On first listen, Laetitia Sadier's solo debut--not counting the three albums by her former side project Monade, the first of which was almost entirely a homemade affair--sounds close enough to later Stereolab albums that a fellow Critical Mob staffer wondered aloud why the band bothered to break up. But just as each Stereolab album had subtle but important differences from the one before, The Trip reveals its unique aspects upon closer examination. The obvious difference is the relative lack of electronics: Sadier herself plays only guitar, and the vintage synthesizers are otherwise kept in check, coloring the songs rather than anchoring them. The overall vibe is often reminiscent of Sadier's beloved vintage '60s sunshine pop, most notably on a springy cover of "By the Sea" by cult favorites Wendy and Bonnie, which features an interlude of wordless harmonies directly reminiscent of The Free Design, the sibling act that Stereolab named a 1999 single after.
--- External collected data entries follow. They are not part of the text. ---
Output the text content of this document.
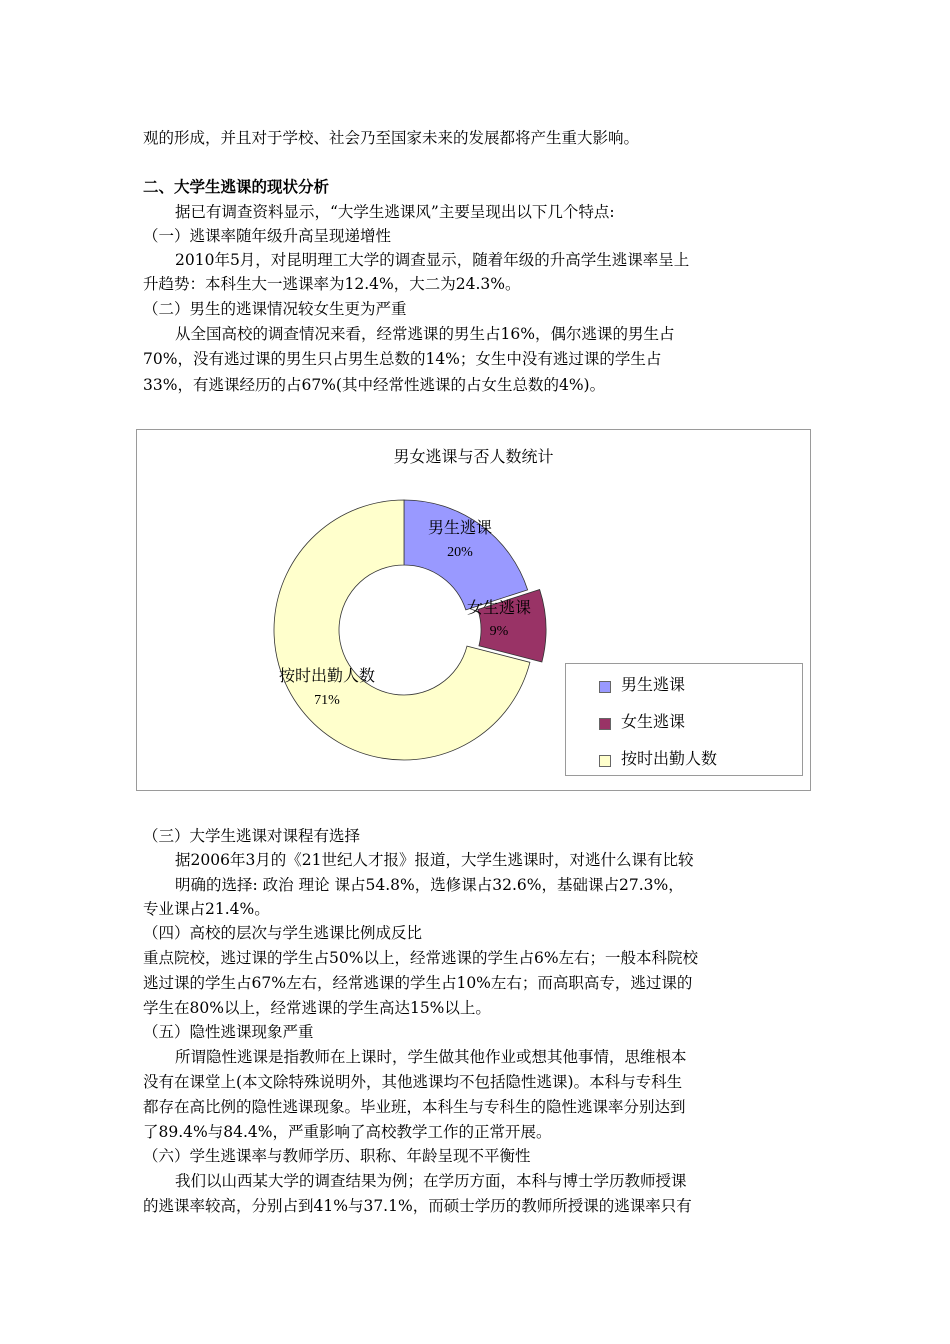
观的形成，并且对于学校、社会乃至国家未来的发展都将产生重大影响。
二、大学生逃课的现状分析
据已有调查资料显示，“大学生逃课风”主要呈现出以下几个特点:
（一）逃课率随年级升高呈现递增性
2010年5月，对昆明理工大学的调查显示，随着年级的升高学生逃课率呈上
升趋势：本科生大一逃课率为12.4%，大二为24.3%。
（二）男生的逃课情况较女生更为严重
从全国高校的调查情况来看，经常逃课的男生占16%，偶尔逃课的男生占
70%，没有逃过课的男生只占男生总数的14%；女生中没有逃过课的学生占
33%，有逃课经历的占67%(其中经常性逃课的占女生总数的4%)。
男女逃课与否人数统计
男生逃课
20%
女生逃课
9%
按时出勤人数
71%
男生逃课
女生逃课
按时出勤人数
（三）大学生逃课对课程有选择
据2006年3月的《21世纪人才报》报道，大学生逃课时，对逃什么课有比较
明确的选择: 政治 理论 课占54.8%，选修课占32.6%，基础课占27.3%，
专业课占21.4%。
（四）高校的层次与学生逃课比例成反比
重点院校，逃过课的学生占50%以上，经常逃课的学生占6%左右；一般本科院校
逃过课的学生占67%左右，经常逃课的学生占10%左右；而高职高专，逃过课的
学生在80%以上，经常逃课的学生高达15%以上。
（五）隐性逃课现象严重
所谓隐性逃课是指教师在上课时，学生做其他作业或想其他事情，思维根本
没有在课堂上(本文除特殊说明外，其他逃课均不包括隐性逃课)。本科与专科生
都存在高比例的隐性逃课现象。毕业班，本科生与专科生的隐性逃课率分别达到
了89.4%与84.4%，严重影响了高校教学工作的正常开展。
（六）学生逃课率与教师学历、职称、年龄呈现不平衡性
我们以山西某大学的调查结果为例；在学历方面，本科与博士学历教师授课
的逃课率较高，分别占到41%与37.1%，而硕士学历的教师所授课的逃课率只有
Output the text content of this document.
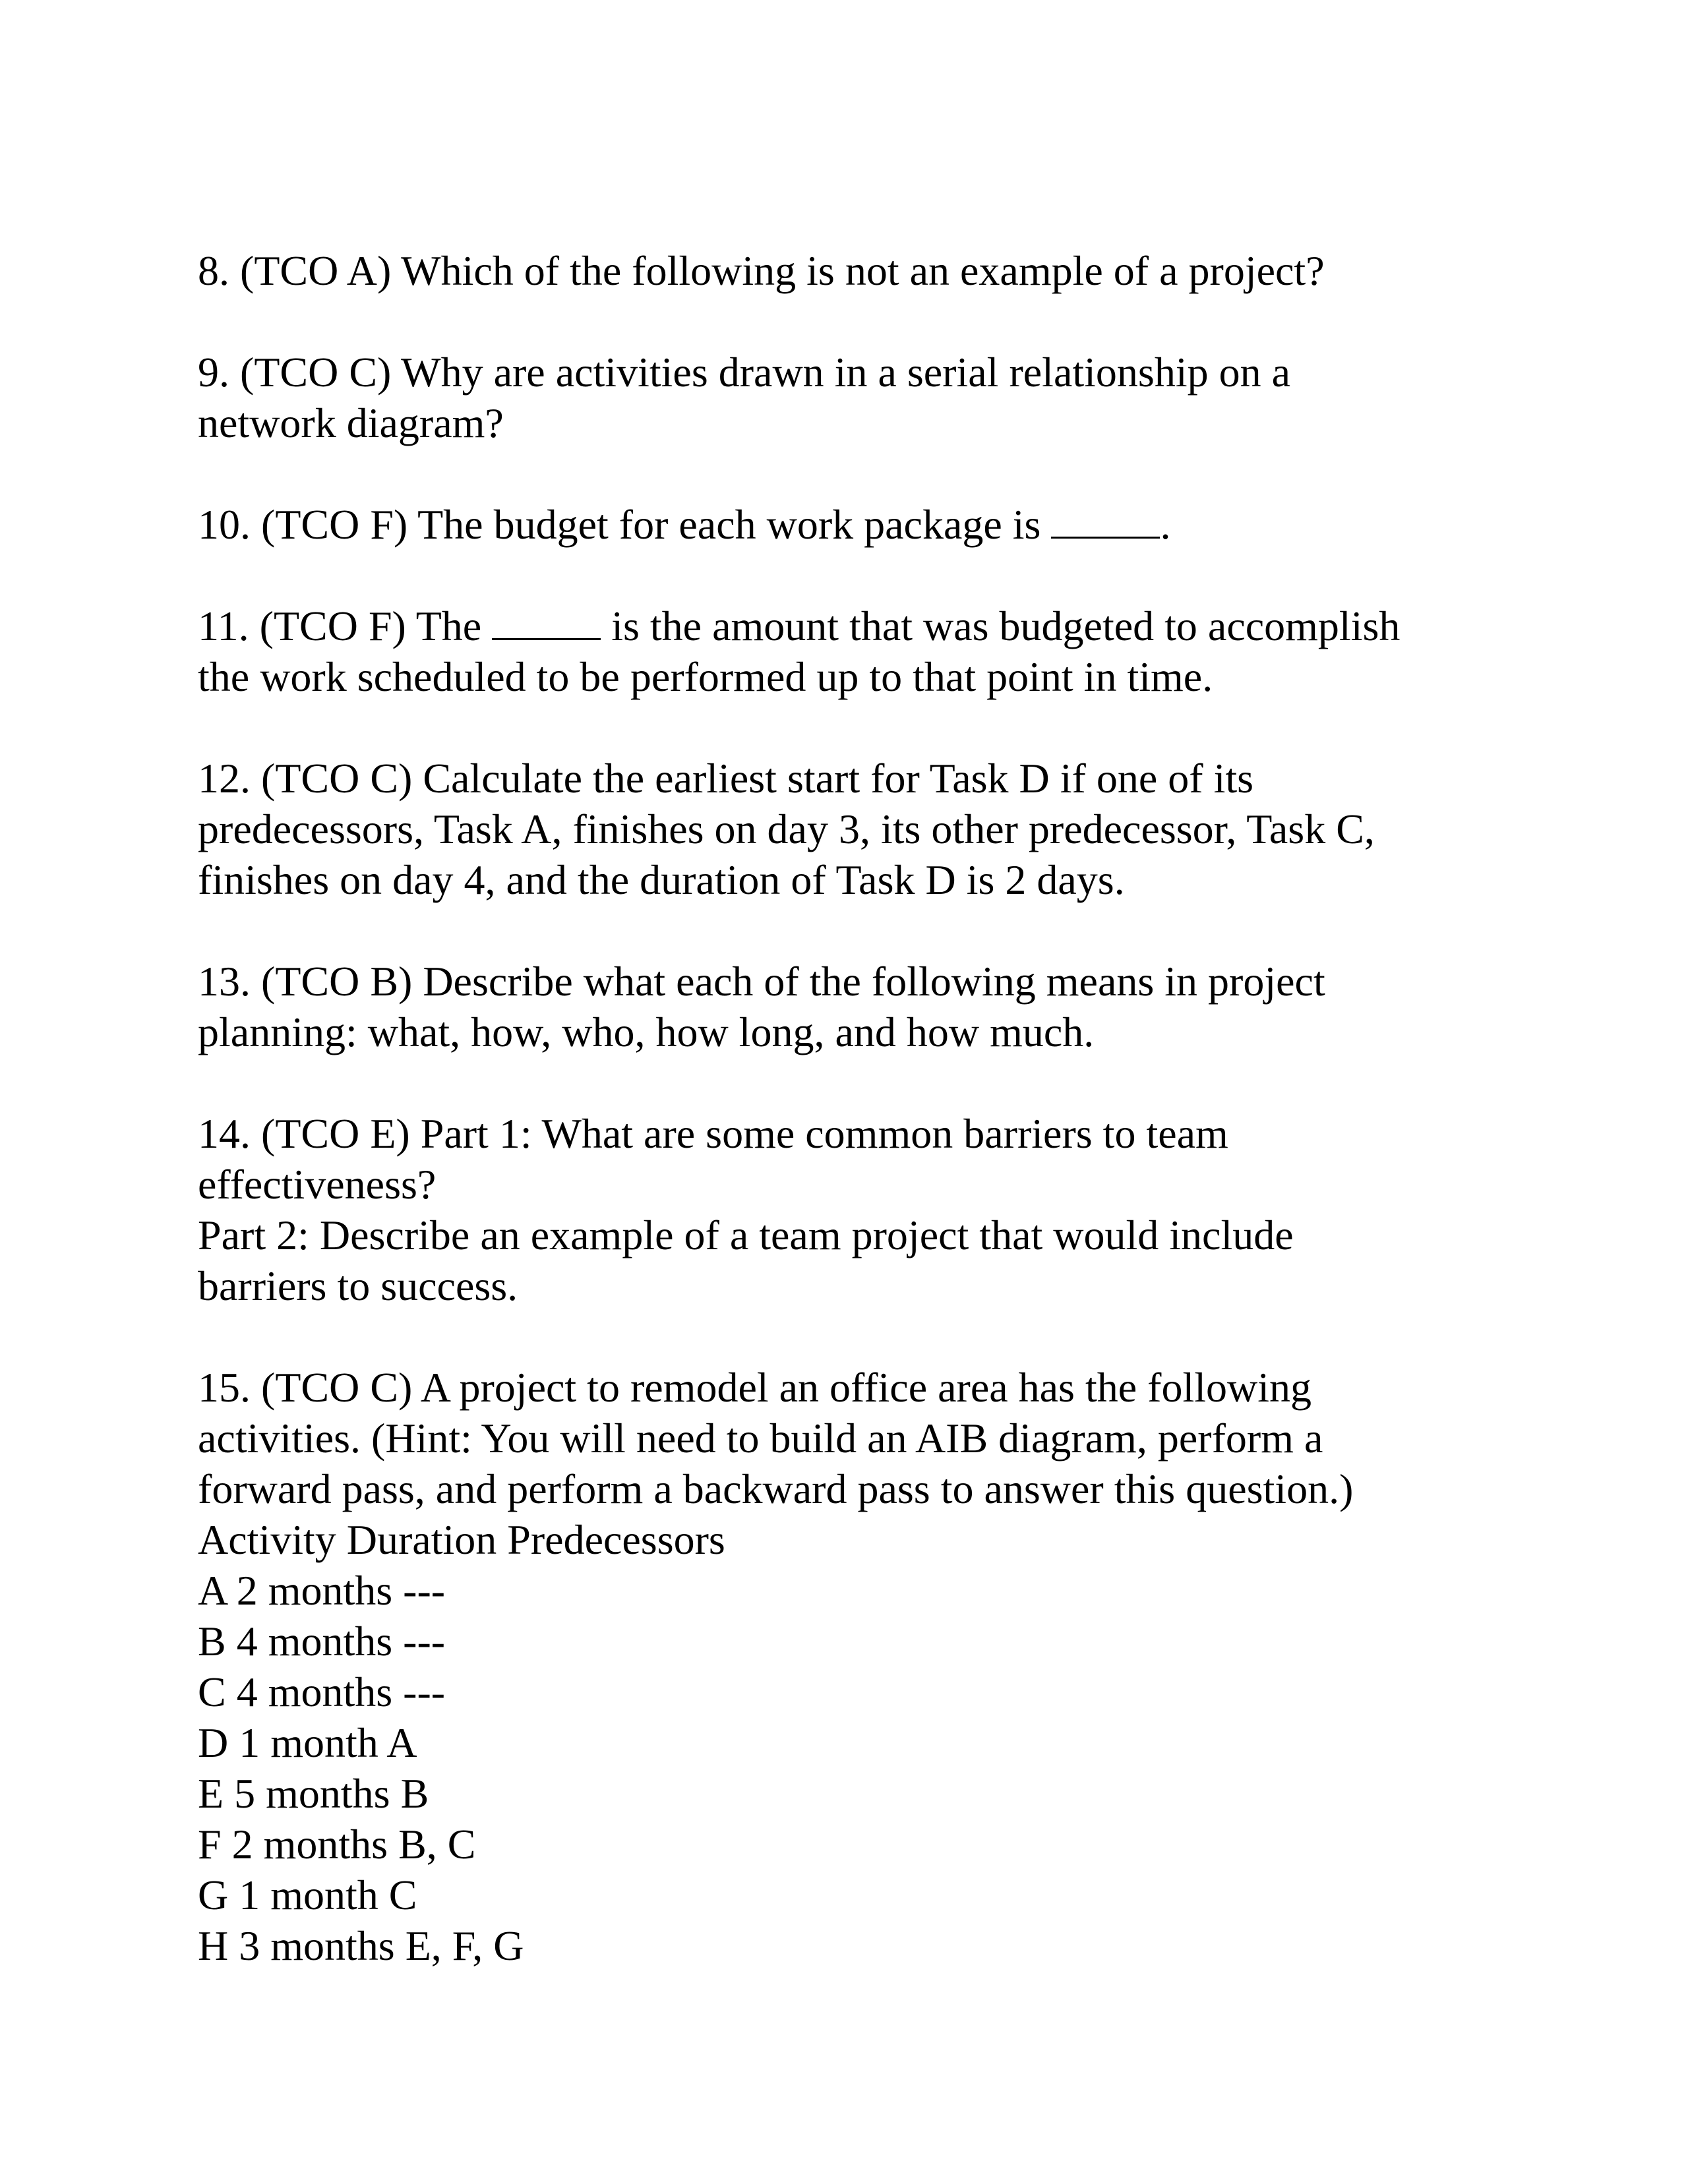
8. (TCO A) Which of the following is not an example of a project?
9. (TCO C) Why are activities drawn in a serial relationship on a
network diagram?
10. (TCO F) The budget for each work package is	.
11. (TCO F) The	is the amount that was budgeted to accomplish
the work scheduled to be performed up to that point in time.
12. (TCO C) Calculate the earliest start for Task D if one of its
predecessors, Task A, finishes on day 3, its other predecessor, Task C,
finishes on day 4, and the duration of Task D is 2 days.
13. (TCO B) Describe what each of the following means in project
planning: what, how, who, how long, and how much.
14. (TCO E) Part 1: What are some common barriers to team
effectiveness?
Part 2: Describe an example of a team project that would include
barriers to success.
15. (TCO C) A project to remodel an office area has the following
activities. (Hint: You will need to build an AIB diagram, perform a
forward pass, and perform a backward pass to answer this question.)
Activity Duration Predecessors
A 2 months ---
B 4 months ---
C 4 months ---
D 1 month A
E 5 months B
F 2 months B, C
G 1 month C
H 3 months E, F, G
The other two covers, sultry takes on Les Rita Mitsouko's mid-'80s dance hit "Un Soir, Un Chien" and the Gershwin standard "Summertime," prove yet again Sadier's eternal hipness, but it's her original songs that stand out: after 20 years singing oblique, often theoretical lyrics, there's a startling first-person directness to songs like "One Million Year Trip" and "Another Monster." Recorded half with her former Monade bandmates Emmanuel Mario and Julien Gasc and half with California polymath Richard Swift, the album nonetheless sounds remarkably uniform, testament to Sadier's singular musical vision.